Identifying the Effect of Non-Ideal Mixing on a Pre-Denitrification Activated Sludge System Performance through Model-Based Simulations

Abstract

Effectiveness of a pre-denitrification activated sludge treatment system is governed by the kinetics of the biological reactions, and the hydrodynamic mixing behavior in the reactors. Achieving good mixing conditions within a reactor not only enhances the transfer of reactants but also ensures homogeneous environmental conditions throughout the vessel when required, allowing for an effective usage of the reactor’s total volume, leading to optimized, low-cost operation. In this work, a pre-denitrification activated sludge system performance with regards to the biological treatment of organic carbon and nitrogen was investigated, under two scenarios for non-ideal mixing in the anoxic reactor.
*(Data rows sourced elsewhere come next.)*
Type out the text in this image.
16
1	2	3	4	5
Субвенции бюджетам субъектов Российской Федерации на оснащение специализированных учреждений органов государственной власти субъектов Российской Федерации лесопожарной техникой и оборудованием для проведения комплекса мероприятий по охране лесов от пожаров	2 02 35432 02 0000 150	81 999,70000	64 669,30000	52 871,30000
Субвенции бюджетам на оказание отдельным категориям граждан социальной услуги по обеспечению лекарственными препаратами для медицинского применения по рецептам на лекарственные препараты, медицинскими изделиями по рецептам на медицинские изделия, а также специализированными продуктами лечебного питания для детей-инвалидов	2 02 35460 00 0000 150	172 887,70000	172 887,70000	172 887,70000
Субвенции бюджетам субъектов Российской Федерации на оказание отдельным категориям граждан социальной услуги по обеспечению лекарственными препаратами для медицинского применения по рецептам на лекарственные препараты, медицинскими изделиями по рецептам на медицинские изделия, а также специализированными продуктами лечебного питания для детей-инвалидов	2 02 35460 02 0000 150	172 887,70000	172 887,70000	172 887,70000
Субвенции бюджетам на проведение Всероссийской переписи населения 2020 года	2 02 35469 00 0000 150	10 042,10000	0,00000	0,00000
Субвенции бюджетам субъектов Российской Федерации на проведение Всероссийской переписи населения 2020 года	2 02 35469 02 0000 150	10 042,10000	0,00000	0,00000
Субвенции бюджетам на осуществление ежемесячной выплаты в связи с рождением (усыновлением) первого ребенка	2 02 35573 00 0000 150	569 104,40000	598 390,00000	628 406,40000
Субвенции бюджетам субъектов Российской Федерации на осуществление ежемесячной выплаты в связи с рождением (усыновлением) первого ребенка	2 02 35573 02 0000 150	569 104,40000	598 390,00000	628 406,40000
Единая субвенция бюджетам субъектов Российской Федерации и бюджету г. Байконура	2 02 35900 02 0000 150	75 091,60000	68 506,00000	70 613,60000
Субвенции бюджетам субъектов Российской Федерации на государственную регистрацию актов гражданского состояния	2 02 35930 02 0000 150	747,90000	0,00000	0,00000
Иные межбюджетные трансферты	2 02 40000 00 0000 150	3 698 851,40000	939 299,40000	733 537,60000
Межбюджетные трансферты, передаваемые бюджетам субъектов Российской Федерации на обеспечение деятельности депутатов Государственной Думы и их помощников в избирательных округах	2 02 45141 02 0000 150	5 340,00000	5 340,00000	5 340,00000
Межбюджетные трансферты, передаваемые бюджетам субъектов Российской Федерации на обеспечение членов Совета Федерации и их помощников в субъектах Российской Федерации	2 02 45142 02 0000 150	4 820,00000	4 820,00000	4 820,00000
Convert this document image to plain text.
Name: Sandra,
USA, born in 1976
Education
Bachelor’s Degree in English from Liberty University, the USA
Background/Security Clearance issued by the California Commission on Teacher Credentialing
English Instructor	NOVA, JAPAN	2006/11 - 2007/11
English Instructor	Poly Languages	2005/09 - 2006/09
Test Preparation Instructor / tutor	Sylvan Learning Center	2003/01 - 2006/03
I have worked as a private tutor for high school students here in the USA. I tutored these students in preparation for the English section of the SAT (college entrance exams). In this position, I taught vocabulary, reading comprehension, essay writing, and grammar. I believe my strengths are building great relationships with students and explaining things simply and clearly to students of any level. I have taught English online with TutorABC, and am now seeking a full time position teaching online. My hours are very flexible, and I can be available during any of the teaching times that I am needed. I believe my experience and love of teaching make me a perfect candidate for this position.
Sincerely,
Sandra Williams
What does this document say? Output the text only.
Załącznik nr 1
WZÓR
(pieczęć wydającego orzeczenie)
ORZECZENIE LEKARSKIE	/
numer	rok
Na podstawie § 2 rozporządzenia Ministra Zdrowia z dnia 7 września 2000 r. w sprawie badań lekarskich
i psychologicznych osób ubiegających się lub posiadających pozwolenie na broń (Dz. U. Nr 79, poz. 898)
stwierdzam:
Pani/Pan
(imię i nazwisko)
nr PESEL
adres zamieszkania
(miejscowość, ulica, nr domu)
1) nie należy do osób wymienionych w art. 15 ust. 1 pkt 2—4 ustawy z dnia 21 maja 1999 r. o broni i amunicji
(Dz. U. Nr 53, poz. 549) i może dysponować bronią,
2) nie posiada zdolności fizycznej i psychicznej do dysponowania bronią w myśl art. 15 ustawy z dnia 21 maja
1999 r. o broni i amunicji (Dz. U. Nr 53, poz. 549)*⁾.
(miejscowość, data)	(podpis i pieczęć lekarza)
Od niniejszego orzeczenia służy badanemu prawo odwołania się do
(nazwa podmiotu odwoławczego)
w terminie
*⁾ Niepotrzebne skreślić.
The system performance is simulated based upon the Activated Sludge Model 1 model’s biological reactions, and combining two non-ideal mixing two-parameter models: CSTR with bypass and dead volume, and two CSTRs with exchange. Performance discrepancies were then identified in the presence of non-ideal mixing. The system’s performance was found to be more susceptible to the presence of a dead volume/bypass scenario compared to the two CSTRs with material exchange scenario. Under non-ideal mixing conditions, effluent concentrations of Total Kjeldahl Nitrogen, organic carbon increased marginally, while effluent concentration of nitrate increased significantly. Similarly, the waste stream concentrations of Total Kjeldahl Nitrogen and organic carbon increased significantly as a result of an increase in the concentration of the heterotrophic biomass. The outcome of this study provides an insight when troubleshooting the operation of pre-denitrification activated sludge systems for non-ideal mixing conditions.